Caminhos para prevenir o suicídio entre os jovens no Brasil

Enviada em 14/03/2020

Em “Um Grito de Socorro” — obra cinematográfica neerlandesa — é retratado o cotidiano de Jochem, um estudante que é atormentado constantemente pelo bullying, o que o faz, em uma medida desesperada, tirar a própria vida.
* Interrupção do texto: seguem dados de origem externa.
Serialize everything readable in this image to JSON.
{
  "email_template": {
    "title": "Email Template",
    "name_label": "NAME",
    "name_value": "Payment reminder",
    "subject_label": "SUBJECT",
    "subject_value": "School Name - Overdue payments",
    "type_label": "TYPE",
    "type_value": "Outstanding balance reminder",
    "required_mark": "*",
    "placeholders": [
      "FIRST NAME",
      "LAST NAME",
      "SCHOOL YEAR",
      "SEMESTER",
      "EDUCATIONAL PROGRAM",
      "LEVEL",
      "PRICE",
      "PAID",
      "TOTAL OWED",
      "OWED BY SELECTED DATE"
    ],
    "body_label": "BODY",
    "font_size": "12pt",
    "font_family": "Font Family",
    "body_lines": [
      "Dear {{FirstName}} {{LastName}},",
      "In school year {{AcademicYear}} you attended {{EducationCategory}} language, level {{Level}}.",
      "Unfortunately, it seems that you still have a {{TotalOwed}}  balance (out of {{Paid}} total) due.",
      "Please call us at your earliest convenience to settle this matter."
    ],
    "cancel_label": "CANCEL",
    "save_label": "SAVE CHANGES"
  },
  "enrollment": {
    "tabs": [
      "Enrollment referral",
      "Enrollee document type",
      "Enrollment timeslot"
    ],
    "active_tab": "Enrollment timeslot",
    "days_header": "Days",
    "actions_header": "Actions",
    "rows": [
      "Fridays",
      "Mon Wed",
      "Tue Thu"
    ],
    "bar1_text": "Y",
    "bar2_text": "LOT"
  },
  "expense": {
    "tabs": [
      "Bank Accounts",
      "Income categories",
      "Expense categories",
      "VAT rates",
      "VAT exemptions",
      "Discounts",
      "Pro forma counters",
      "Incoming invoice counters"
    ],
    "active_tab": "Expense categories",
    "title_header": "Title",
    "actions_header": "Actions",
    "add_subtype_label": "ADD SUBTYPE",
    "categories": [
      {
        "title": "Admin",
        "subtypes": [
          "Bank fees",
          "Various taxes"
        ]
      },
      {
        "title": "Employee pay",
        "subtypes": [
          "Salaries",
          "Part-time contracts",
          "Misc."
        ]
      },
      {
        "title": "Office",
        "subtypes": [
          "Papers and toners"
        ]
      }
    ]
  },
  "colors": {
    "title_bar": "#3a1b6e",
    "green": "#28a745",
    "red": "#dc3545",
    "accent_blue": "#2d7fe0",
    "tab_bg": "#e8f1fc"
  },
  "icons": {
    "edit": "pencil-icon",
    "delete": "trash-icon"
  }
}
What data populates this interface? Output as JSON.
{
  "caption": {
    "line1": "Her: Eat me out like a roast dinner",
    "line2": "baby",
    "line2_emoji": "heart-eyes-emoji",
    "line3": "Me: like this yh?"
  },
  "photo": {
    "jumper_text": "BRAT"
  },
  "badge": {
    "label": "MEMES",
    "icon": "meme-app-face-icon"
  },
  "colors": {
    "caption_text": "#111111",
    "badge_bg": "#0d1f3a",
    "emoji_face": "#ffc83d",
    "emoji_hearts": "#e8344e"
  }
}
Concomitante a isso, percebe-se que os casos de suicídio entre os adolescentes brasileiros têm ocorrido com certa constância, mesmo com medidas preventivas já existentes, o que demanda urgentemente ações governamentais. Ademais, para que haja uma reversão do quadro, faz-se necessário analisar seus agravantes, como o isolamento social e transtornos psicológicos, que contribuem para a continuidade da problemática em território nacional.

Antes de tudo, é imprescindível destacar o isolamento social como questão de saúde pública. No ano de 2000, o psiquiatra Tamaki Saito desenvolveu o termo “hikikomori” — que significa “estar confinado” — para designar pessoas que vivem reclusas socialmente, seja por pressões sociais, bullying ou até pelo medo de deixar seu ambiente de segurança por considerar o mundo um lugar hostil. Logo, constata-se que a reclusão social pode acarretar numerosos danos físicos e psicológicos ao cidadão e, inclusive, levá-lo ao suicídio, o que exige intervenções estatais imediatas.

Outrossim, é imperioso expor a depressão como um dos transtornos psicológicos mais funestos do ocorrido em pauta. Segundo a OMS (Organização Mundial da Saúde), 322 milhões de pessoas no mundo são afetadas pela doença, e cerca de 800 mil, entre 15 e 24 anos, morrem anualmente devido ao suicídio. Além disso, a inércia governamental perante a causa, somada a estigmas sociais, só compactua para que os exorbitantes números prossigam em pleno crescimento, a permitir que as vidas de inúmeros indivíduos sejam extinguidas por pura desatenção.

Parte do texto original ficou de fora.